Y surgen los chistes en las “redes sociales”, las malas alegorías y las asignaciones aleves de la desgracia… Los derechistas más resentidos afirman, con el desparpajo propio del ricachón en crisis económica, que la culpa es de la Presidenta Bachelet, porque es “yeta”, omitiendo que los terremotos ocurren desde hace miles de años, y que los conquistadores españoles conocieron aquí el del 11 de septiembre de 1552, quizá como premonición o nefasto vaticinio de catástrofes destructivas que se producirían en futuras fechas fatídicas. Porque, como apunta la Memoria Chilena, de la Biblioteca Nacional:
Los terremotos han sido una constante en toda la historia de Chile. Ubicado en el llamado Cinturón de Fuego del Pacífico, Chile es una de las regiones más sísmicas del planeta. Bajo su territorio convergen la placa de Nazca y la placa continental americana, provocando periódicamente movimientos telúricos de diversa magnitud que en ocasiones desencadenan gigantescas catástrofes. Con el pasar del tiempo, los terremotos han pasado a formar parte de la identidad colectiva de los chilenos, quedando registrados en la cultura popular a través de la tradición oral. Desde tiempos prehispánicos, los pueblos indígenas tejieron una red de interpretaciones simbólicas y religiosas frente a los terremotos. Para la cultura mapuche, por ejemplo, fueron percibidos como manifestaciones de un desequilibrio cósmico que debía ser recuperado a través de ofrendas y ritos propiciatorios a los dioses y a los espíritus de los antepasados. Ya durante los primeros años de la conquista, los españoles debieron sentir los efectos devastadores de la actividad sísmica propia de esta región.

Hay quienes atribuyen los terremotos a los cambios bruscos del clima. Otros se apoyan en resabios del trasnochado catolicismo providencialista, para explicarlos como consecuencia de los pecados y la maldad de la criatura humana. (Si fuera por eso, ha mucho tiempo que no existiríamos sobre la faz de la tierra)… Mientras tanto, los científicos se devanan el seso procurando predecirlos, para alertar a las poblaciones en riesgo inminente, pero la Tierra no entrega de buen grado sus terribles enigmas, ni siquiera a los mentalistas o agoreros de salón. Ante sus poderes desatados, volvemos a la condición de niños indefensos.
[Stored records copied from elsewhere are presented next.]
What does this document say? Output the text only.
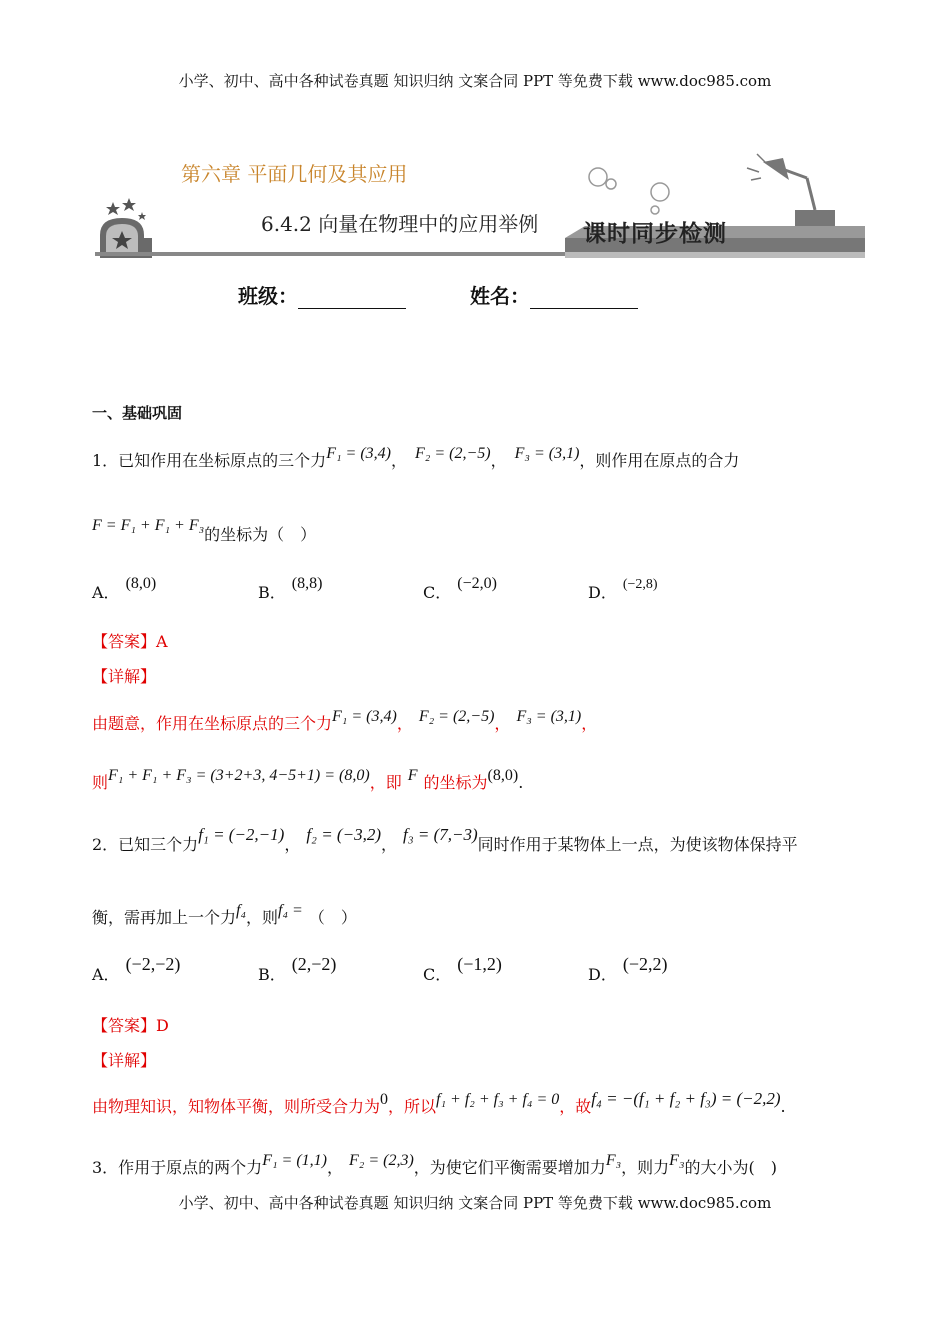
小学、初中、高中各种试卷真题 知识归纳 文案合同 PPT 等免费下载 www.doc985.com
第六章 平面几何及其应用
6.4.2 向量在物理中的应用举例 课时同步检测
班级：	姓名：
一、基础巩固
1．已知作用在坐标原点的三个力F₁ = (3,4)， F₂ = (2,−5)， F₃ = (3,1)，则作用在原点的合力
F = F₁ + F₁ + F₃的坐标为（　）
A． (8,0)	B． (8,8)	C． (−2,0)	D． (−2,8)
【答案】A
【详解】
由题意，作用在坐标原点的三个力F₁ = (3,4)， F₂ = (2,−5)， F₃ = (3,1)，
则F₁ + F₁ + F₃ = (3+2+3, 4−5+1) = (8,0)，即 F 的坐标为(8,0).
2．已知三个力f₁ = (−2,−1)，f₂ = (−3,2)，f₃ = (7,−3)同时作用于某物体上一点，为使该物体保持平
衡，需再加上一个力f₄，则f₄ = （　）
A．(−2,−2)
B．(2,−2)
C．(−1,2)
D．(−2,2)
【答案】D
【详解】
由物理知识，知物体平衡，则所受合力为0，所以f₁ + f₂ + f₃ + f₄ = 0，故f₄ = −(f₁ + f₂ + f₃) = (−2,2).
3．作用于原点的两个力F₁ = (1,1)， F₂ = (2,3)，为使它们平衡需要增加力F₃，则力F₃的大小为(　)
小学、初中、高中各种试卷真题 知识归纳 文案合同 PPT 等免费下载 www.doc985.com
Por eso no es raro que, en medio de los atroces remezones, hasta el más empedernido ateo suelte una oración remota, invocando al San Miguel de su infancia segura y a sus huestes apaciguadoras… Yo le digo a Marisol que hay que empezar a preocuparse cuando advirtamos, en el piso del departamento, el agua espumosa y salina del mar que comienza a invadir este Santiago del Nuevo Extremo. En ese punto, tendremos la certeza de que Chile es ya una simple faja de cordillera sumergida en el océano proceloso.